The US has tried very hard to ensure that it remains on good terms with Egypt’s various leaders over the past several years, continuing military support even in the face of extreme human rights abuses, but has failed to garner influence among the nation’s people or its current leader. The US had strong ties to ex-President Mubarak and his regime. Despite Mubarak’s undemocratic dictatorship and inclination towards silencing unruly political opponents, the US’s military interests in the region coincided well with his. Under Mubarak Egypt was a strong secular nation with direct ties to the Muslim and Arab world. The US was very invested in ensuring that a strong secular authority remained present in the Middle East to counter radical elements and act as a gateway for US discussions and agreements with those countries. In the US’s view it was much better to have a secular dictator than a Muslim democracy. There were concerns that if the strong Muslim elements in the country gained power they would force religious government practices on liberals and minority religions (which would later prove to be a very legitimate concern). Egypt is by far the largest country in the Arab world having it remain both secular and a US ally was crucial for US interests.

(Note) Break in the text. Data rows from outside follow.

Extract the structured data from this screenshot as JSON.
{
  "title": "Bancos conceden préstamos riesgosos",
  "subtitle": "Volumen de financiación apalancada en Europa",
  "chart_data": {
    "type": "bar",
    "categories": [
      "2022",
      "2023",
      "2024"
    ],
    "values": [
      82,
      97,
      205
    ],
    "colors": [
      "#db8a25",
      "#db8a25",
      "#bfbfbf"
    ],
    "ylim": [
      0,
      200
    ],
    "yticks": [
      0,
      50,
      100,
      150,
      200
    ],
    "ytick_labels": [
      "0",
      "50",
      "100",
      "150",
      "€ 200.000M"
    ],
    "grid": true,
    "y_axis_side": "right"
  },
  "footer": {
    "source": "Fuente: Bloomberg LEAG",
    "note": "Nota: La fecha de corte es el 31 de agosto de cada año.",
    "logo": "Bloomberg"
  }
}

When Mubarak was deposed the US found it hard to work with the military council temporarily put in charge of the Country. When President Morsi, a member of the Muslim Brotherhood and a strong proponent of unsecular policies, got elected in Egypt’s first democratic election the US had its fears realized. Morsi quickly installed Muslim Brotherhood members in highly influential positions and began steamrolling over liberals and minorities. Even with this situation the US continued to provide massive military and NGO funding in the hopes of swaying the government towards more secular policies. Morsi refused to change his policies but was plenty happy to take the tanks and jet fighters he was being given. The US began withdrawing small amounts of funding as it became clear that Morsi was set on the idea of a Muslim state. The funding, though moderately decreased, remained substantial however.

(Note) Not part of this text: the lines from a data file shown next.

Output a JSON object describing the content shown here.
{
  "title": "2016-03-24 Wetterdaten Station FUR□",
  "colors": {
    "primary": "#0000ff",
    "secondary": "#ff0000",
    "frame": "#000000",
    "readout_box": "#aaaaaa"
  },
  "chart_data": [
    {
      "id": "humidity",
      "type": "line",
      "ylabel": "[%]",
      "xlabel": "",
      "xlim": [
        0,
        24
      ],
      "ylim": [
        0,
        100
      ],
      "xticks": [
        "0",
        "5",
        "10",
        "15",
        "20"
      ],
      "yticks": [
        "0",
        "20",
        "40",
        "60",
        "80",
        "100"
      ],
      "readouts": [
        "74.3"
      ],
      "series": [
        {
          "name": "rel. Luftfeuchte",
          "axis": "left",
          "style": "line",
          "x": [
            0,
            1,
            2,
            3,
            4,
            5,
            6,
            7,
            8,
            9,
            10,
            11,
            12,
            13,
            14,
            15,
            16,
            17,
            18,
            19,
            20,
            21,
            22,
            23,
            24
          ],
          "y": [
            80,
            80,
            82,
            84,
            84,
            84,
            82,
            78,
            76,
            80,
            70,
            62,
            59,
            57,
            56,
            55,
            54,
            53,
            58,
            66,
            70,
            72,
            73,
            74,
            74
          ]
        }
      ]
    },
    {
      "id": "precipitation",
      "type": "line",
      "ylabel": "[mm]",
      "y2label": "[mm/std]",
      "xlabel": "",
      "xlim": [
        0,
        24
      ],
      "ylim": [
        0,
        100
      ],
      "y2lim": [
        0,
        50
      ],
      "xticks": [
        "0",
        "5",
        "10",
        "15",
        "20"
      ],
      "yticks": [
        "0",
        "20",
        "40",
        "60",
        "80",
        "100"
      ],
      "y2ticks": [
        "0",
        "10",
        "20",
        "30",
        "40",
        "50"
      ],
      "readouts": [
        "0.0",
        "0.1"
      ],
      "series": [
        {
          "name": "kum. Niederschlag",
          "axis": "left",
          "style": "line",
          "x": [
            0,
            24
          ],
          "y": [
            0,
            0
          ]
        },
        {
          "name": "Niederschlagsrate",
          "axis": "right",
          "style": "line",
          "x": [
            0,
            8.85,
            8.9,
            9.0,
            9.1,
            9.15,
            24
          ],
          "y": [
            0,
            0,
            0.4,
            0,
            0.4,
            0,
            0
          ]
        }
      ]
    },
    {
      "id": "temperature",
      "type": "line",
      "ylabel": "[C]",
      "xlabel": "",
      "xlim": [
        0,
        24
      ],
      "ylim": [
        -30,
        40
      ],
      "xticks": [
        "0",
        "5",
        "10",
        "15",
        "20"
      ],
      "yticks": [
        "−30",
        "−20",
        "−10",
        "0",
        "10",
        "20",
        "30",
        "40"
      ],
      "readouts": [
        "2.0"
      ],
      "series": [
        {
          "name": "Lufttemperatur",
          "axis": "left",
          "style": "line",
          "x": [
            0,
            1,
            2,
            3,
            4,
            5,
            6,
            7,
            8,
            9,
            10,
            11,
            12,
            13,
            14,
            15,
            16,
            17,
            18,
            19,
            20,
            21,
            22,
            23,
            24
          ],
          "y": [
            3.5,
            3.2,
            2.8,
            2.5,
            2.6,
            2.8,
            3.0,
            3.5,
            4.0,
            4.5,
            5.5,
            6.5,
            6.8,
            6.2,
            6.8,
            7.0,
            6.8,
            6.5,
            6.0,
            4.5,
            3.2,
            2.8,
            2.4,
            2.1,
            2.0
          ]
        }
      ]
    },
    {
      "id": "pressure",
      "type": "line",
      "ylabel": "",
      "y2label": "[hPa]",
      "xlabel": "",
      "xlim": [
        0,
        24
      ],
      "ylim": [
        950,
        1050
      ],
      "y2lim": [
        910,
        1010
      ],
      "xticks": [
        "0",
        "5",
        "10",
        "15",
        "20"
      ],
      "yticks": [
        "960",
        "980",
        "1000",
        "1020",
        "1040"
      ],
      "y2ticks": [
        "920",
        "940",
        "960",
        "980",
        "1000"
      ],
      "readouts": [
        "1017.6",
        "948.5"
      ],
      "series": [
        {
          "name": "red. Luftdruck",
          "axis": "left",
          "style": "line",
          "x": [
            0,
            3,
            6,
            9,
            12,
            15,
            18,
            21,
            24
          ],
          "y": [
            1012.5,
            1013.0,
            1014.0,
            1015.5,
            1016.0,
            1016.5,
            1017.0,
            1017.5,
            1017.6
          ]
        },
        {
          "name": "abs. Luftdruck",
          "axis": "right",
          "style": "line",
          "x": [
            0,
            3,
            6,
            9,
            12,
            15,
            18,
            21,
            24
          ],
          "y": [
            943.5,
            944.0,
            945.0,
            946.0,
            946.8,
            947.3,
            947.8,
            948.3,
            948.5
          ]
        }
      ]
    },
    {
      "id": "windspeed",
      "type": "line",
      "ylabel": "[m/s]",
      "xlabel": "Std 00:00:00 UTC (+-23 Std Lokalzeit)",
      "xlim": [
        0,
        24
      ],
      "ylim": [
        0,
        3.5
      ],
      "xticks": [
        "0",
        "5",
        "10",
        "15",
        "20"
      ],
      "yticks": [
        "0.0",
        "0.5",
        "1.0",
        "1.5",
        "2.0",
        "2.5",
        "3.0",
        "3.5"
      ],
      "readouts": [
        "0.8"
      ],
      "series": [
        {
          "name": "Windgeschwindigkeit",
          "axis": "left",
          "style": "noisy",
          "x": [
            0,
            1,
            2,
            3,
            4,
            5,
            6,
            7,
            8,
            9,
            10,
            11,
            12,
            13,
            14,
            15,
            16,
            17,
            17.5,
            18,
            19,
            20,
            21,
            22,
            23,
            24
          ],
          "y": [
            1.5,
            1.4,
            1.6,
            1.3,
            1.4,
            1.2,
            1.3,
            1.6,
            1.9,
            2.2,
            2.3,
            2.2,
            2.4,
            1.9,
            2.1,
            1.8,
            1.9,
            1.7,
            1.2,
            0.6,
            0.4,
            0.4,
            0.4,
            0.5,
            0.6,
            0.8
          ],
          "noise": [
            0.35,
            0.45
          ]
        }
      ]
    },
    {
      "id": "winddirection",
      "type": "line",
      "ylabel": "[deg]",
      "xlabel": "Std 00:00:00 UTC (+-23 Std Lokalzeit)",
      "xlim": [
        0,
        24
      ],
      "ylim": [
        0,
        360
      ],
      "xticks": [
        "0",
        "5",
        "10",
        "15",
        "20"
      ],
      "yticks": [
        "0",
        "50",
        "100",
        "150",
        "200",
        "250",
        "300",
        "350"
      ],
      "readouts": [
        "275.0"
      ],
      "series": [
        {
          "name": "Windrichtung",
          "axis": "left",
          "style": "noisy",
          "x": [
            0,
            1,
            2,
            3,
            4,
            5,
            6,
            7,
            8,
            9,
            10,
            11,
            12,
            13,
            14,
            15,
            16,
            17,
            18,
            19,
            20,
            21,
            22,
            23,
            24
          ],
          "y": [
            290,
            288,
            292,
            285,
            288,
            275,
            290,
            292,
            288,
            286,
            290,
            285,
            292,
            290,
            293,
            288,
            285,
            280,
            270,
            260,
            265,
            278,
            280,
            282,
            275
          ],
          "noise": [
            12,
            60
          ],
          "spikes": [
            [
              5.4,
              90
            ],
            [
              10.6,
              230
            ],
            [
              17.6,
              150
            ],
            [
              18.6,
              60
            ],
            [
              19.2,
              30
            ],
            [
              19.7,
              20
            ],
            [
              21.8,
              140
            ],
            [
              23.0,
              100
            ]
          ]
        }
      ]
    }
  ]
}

With al-Sissi’s military coup over Morsi the US was faced with a major dilemma. The US has an official legalized policy that it must immediately halt all military aid to a country in which a military coup occurs. The US managed to get around this policy by not officially calling it a coup. Publicly the US said little about aid, but continued to provide it. With escalating human rights violations the US finally began to truly cut back on funding, scaling it back to very little and then cutting it off. President Obama recently restored it however, citing concerns over the Islamic State.

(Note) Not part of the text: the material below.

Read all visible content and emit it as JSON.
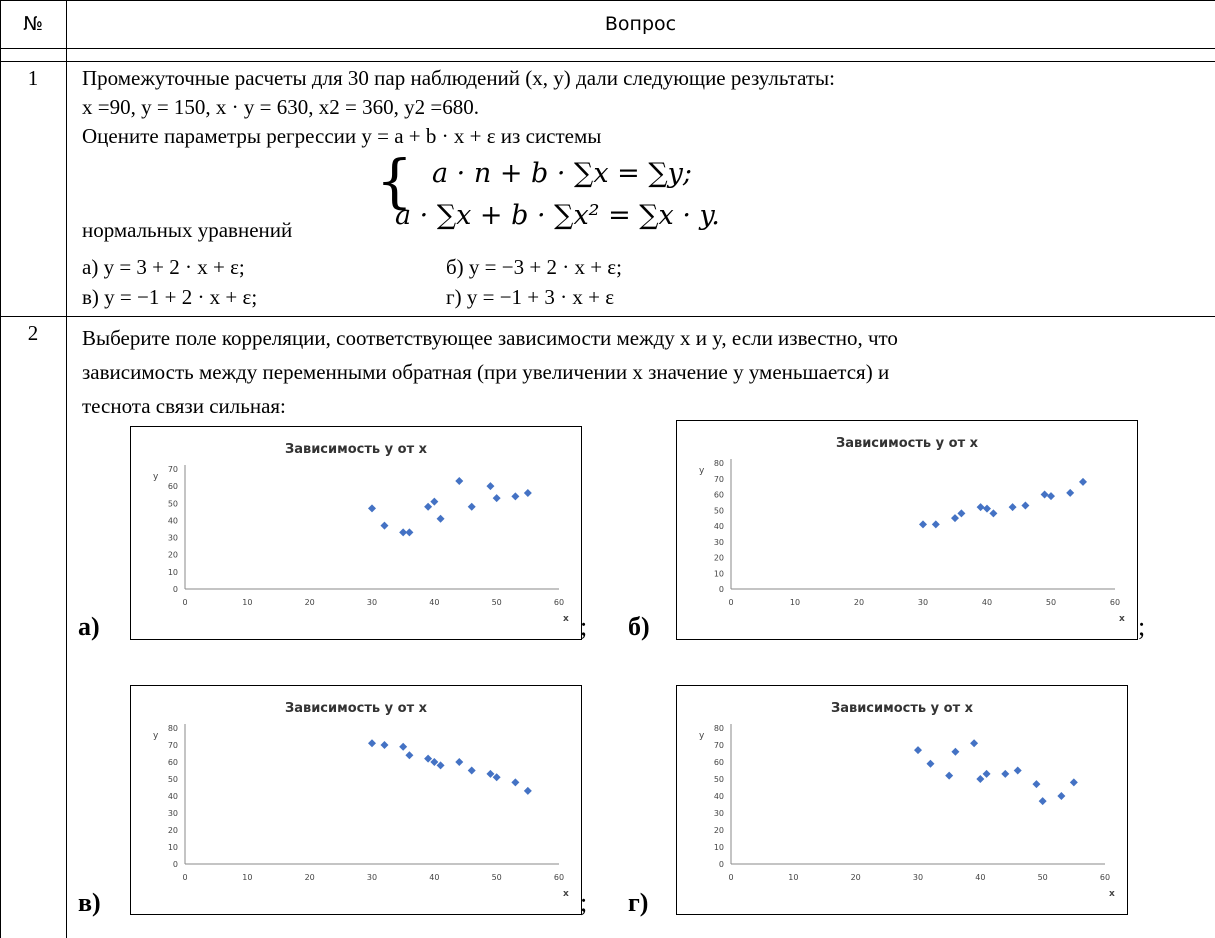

The US has bought little goodwill or influence despite its massive spending. This is because they have supported essentially every leader in a country where very few of its people have approved of the presidents. Many Egyptian citizens were victimized by the very tanks and riot gear the US was providing the various regimes with. While the US may have been able to buy influence with Mubarak, Morsi was too ideologically different to have any hope of swaying, and al-Sissi has proven to be a very dangerous leader. If the US wants to regain influence in the country it must invest in showing the people of Egypt that Democratic, fair elections are possible with US support.